Terdengar keluhan dari para peserta didik. Padahal, mereka hanyalah sekumpulan orang biasa yang memegang senjata, bukan praktisi energi sumber, namun tetap sulit ditaklukkan. Menghadapi tekanan senjata skala besar, bahkan praktisi energi sumber pun sulit bertahan. Dari sini terlihat betapa mengerikannya kekuatan Chu Xi yang mampu menahan peluru sendirian.

Dua puluh menit berlalu lagi, total waktu sudah berjalan satu jam.

"Hei, Guru, apakah kalian sudah selesai?"

Bai Yeya menelepon Chu Xi untuk melaporkan situasinya bersama Huang Xun.

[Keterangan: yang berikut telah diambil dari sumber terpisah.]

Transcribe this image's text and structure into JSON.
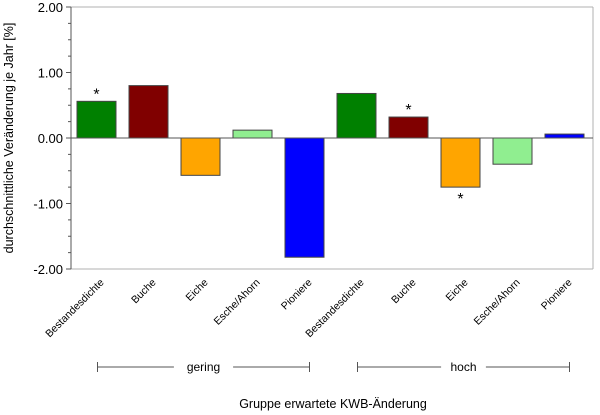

"Belum, bagaimana dengan kalian?"

"Hehehe, santai saja. Ternyata benar katamu, garis pertahanan keempat dan kelima memiliki seribu orang lebih dan tidak ada yang mengganggu. Aku dan Huang Xun sudah mengumpulkan lima puluh papan nama dengan cepat."

Dengan kekuatan Huang Xun dan Bai Yeya, menghadapi orang biasa bersenjata api masih sangat mudah. Selama tidak ada gangguan, mengumpulkan lima puluh papan nama bukanlah hal yang sulit.

"Perlukah kami membantu mengumpulkan papan nama? Waktu masih panjang."

Chu Xi menjawab dengan santai, "Tidak perlu, urus saja diri kalian sendiri, hati-hati disergap orang lain."

"Itu tidak mungkin terjadi. Beberapa orang yang menyerbu bersama kami juga sudah mengumpulkan lima puluh papan nama, bahkan ada dua orang yang lebih cepat dari kami. Ke depannya harus lebih waspada."

Chu Xi tiba-tiba teringat sosok wanita yang bertubuh sintal dan menggoda itu, lalu bertanya, "Apakah di antara dua orang itu ada Yan Rao?"

"Guru memang pandai menebak. Benar, dia mengumpulkan lima puluh papan nama lebih cepat dari kami. Selain itu, ada enam orang lagi yang juga sudah terkumpul. Kekuatan para siswa baru ini sangat luar biasa, kita harus tetap waspada."

Yan Rao ini sepertinya memiliki fisik khusus dan kekuatan yang tidak biasa. Saat seleksi babak pertama, ia mampu menghadapi Huang Xun dan Bai Yeya sendirian; sudah jelas wanita ini bukan orang sembarangan.

"Baiklah, aku tutup dulu."

Huang Xun dan Bai Yeya telah berhasil menyelesaikan tes, sisanya tinggal menyelesaikan tes milik Song Yuxi dan Qi Mengli.

"Sudah waktunya, bersiaplah menembak."

Keduanya kembali membidikkan senapan ke arah garis pertahanan kedua. Akurasi mereka memang memprihatinkan, tetapi dengan ledakan peluru yang dihasilkan, mereka tetap memberikan dampak yang cukup besar pada musuh.

Tembakan keduanya berlangsung selama sepuluh menit. Garis pertahanan yang kokoh perlahan mulai hancur, dan kecepatan para peserta didik dalam melahap garis pertahanan pun meningkat.

"Segera dimulai."

Enam ratus orang di garis pertahanan kedua dalam sekejap hanya tersisa dua ratus orang. Para peserta didik bergerak maju dan melenyapkan sisa tentara yang ada.

Namun, yang terjadi berikutnya bukanlah penyerangan ke garis pertahanan selanjutnya, melainkan dimulainya perang perebutan papan nama antar peserta didik!

Saat ini ada tujuh ratus lebih papan nama yang bisa dikumpulkan. Beberapa peserta didik yang kuat tidak berniat melanjutkan penerobosan, melainkan memilih merampas papan nama orang lain untuk mendapatkan kualifikasi lolos. Bagaimanapun, dengan syarat energi sumber yang tidak boleh terputus, garis pertahanan berikutnya akan dijaga lebih banyak orang. Melanjutkan penerobosan pasti memiliki risiko besar, lebih baik mengumpulkan papan nama di sini sampai penuh!

Chu Xi sudah menduga mereka akan melakukan ini. Ia menyeringai dan berkata, "Kesempatan kita telah tiba!"